After unzipping `data-open.zip`, the data directory will contain:
- `HANCOCK_MultimodalDataset-main/features/*.csv` (clinical.csv, pathological.csv, blood.csv, icd_codes.csv, tma_cell_density.csv, targets.csv)
- `Hancock_Dataset/DataSplits_DataDictionaries/*` (data dictionaries and splits)

## Environment setup
A Conda file is provided.
```bash
conda env create -f env.yml
conda activate wdro_mro
```

### MOSEK license (required for CVXPY solvers)
Set the `MOSEKLM_LICENSE_FILE` environment variable to a valid license path before running.
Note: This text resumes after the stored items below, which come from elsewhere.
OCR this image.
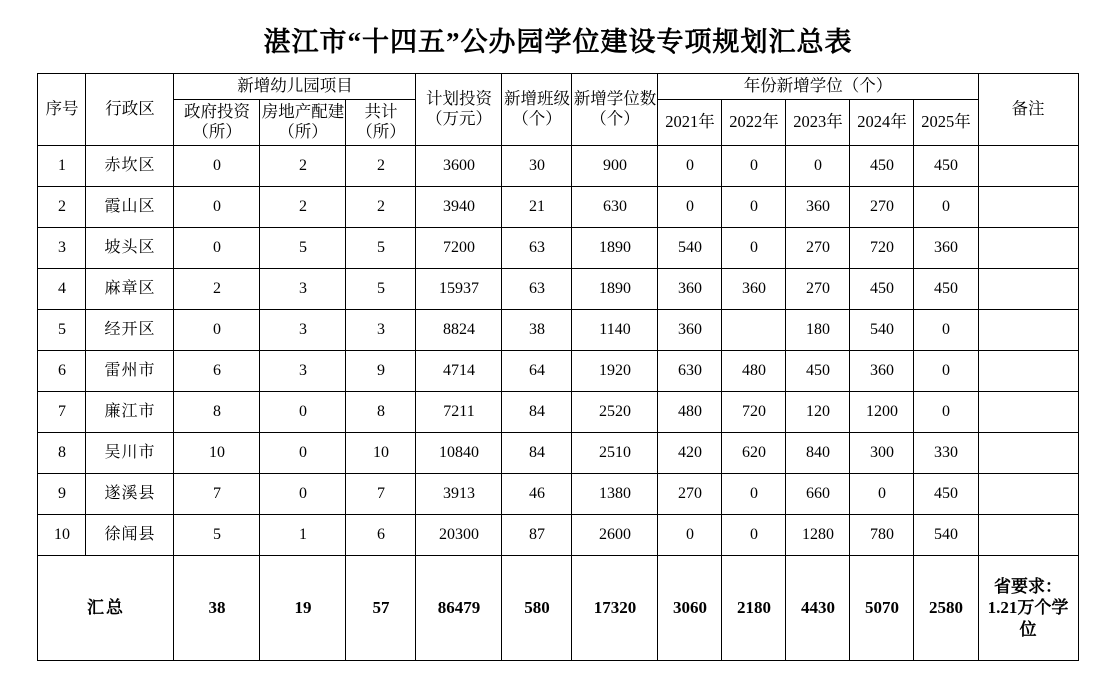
湛江市“十四五”公办园学位建设专项规划汇总表
序号	行政区	新增幼儿园项目			计划投资（万元）	新增班级（个）	新增学位数（个）	年份新增学位（个）					备注
		政府投资（所）	房地产配建（所）	共计（所）				2021年	2022年	2023年	2024年	2025年	
1	赤坎区	0	2	2	3600	30	900	0	0	0	450	450	
2	霞山区	0	2	2	3940	21	630	0	0	360	270	0	
3	坡头区	0	5	5	7200	63	1890	540	0	270	720	360	
4	麻章区	2	3	5	15937	63	1890	360	360	270	450	450	
5	经开区	0	3	3	8824	38	1140	360		180	540	0	
6	雷州市	6	3	9	4714	64	1920	630	480	450	360	0	
7	廉江市	8	0	8	7211	84	2520	480	720	120	1200	0	
8	吴川市	10	0	10	10840	84	2510	420	620	840	300	330	
9	遂溪县	7	0	7	3913	46	1380	270	0	660	0	450	
10	徐闻县	5	1	6	20300	87	2600	0	0	1280	780	540	
汇总		38	19	57	86479	580	17320	3060	2180	4430	5070	2580	省要求：1.21万个学位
For example:
```bash
export MOSEKLM_LICENSE_FILE=/path/to/mosek.lic
```
The script prints the current value at start-up to help with debugging.

## Data preparation
Unzip the provided data bundle at the repository root so that `./data-open/` exists:
```bash
unzip data-open.zip -d .
# This creates: ./data-open/HANCOCK_MultimodalDataset-main/features/*.csv, etc.
```

The main script expects the CSVs at:
```
data-open/HANCOCK_MultimodalDataset-main/features/clinical.csv
data-open/HANCOCK_MultimodalDataset-main/features/pathological.csv
data-open/HANCOCK_MultimodalDataset-main/features/blood.csv
data-open/HANCOCK_MultimodalDataset-main/features/icd_codes.csv
data-open/HANCOCK_MultimodalDataset-main/features/tma_cell_density.csv
data-open/HANCOCK_MultimodalDataset-main/features/targets.csv
```

## Quick start
You can use the provided shell script:
```bash
bash sub.sh
```

`sub.sh` sets the following environment variables before calling `python main.py`:
```bash
export MODEL_KEYS="LR,WDRO,WDRO_MRO_GAME"
export WDRO_MRO_T_VALUE=9
export WDRO_MRO_GAMMA_VALUE=0.5
export REPEATED_SEED_ITERATION=5
export WDRO_EPS=0.02
export NOISE_RATES="0.0,0.1,0.2,0.3,0.4,0.5"
python main.py
```

You can also run `main.py` directly and override variables on the command line, for example:
```bash
MOSEKLM_LICENSE_FILE=/path/to/mosek.lic \
MODEL_KEYS="LR,WDRO" \
WDRO_EPS=0.05 \
REPEATED_SEED_ITERATION=3 \
python main.py
```

## Configuration (environment variables)
- `MODEL_KEYS` (default: `"LR,WDRO,WDRO_MRO_GAME"`): Comma-separated model list to run.
- `WDRO_EPS` (default: `0.05`): Wasserstein ambiguity radius.
- `WDRO_MRO_T_VALUE` (default: `20`): Iteration count or horizon parameter for WDRO_MRO_GAME.
- `REPEATED_SEED_ITERATION` (default: `5`): Number of repeated runs with different seeds.
- `NOISE_RATES` (default: `"0.0,0.1,0.2,0.3,0.4,0.5"`): Label noise rates for sensitivity analysis.

## Models
- **LR**: `sklearn.linear_model.LogisticRegression` with `liblinear`, `max_iter=2000`, and `class_weight="balanced"`.
- **WDRO**: Wasserstein DRO classifier implemented on top of CVXPY and MOSEK.
- **WDRO_MRO_GAME**: A game-style extension with parameters `T` and `gamma`.


## Outputs
Results are written under:
```
outputs3/YYYYMMDD_HHMMSS/
```
Saved files include:
- AUC summaries (CSV).
- Visualizations (for example, heatmaps) saved as image files.

## Reproducibility
- Seeds: controlled via `REPEATED_SEED_ITERATION`.
- Data types: patient IDs are loaded as strings for stable joins across feature tables.

## Troubleshooting
- **MOSEK not found**: check `MOSEKLM_LICENSE_FILE` and the MOSEK installation.
- **Missing CSVs**: ensure `data-open.zip` is unzipped correctly at the repository root.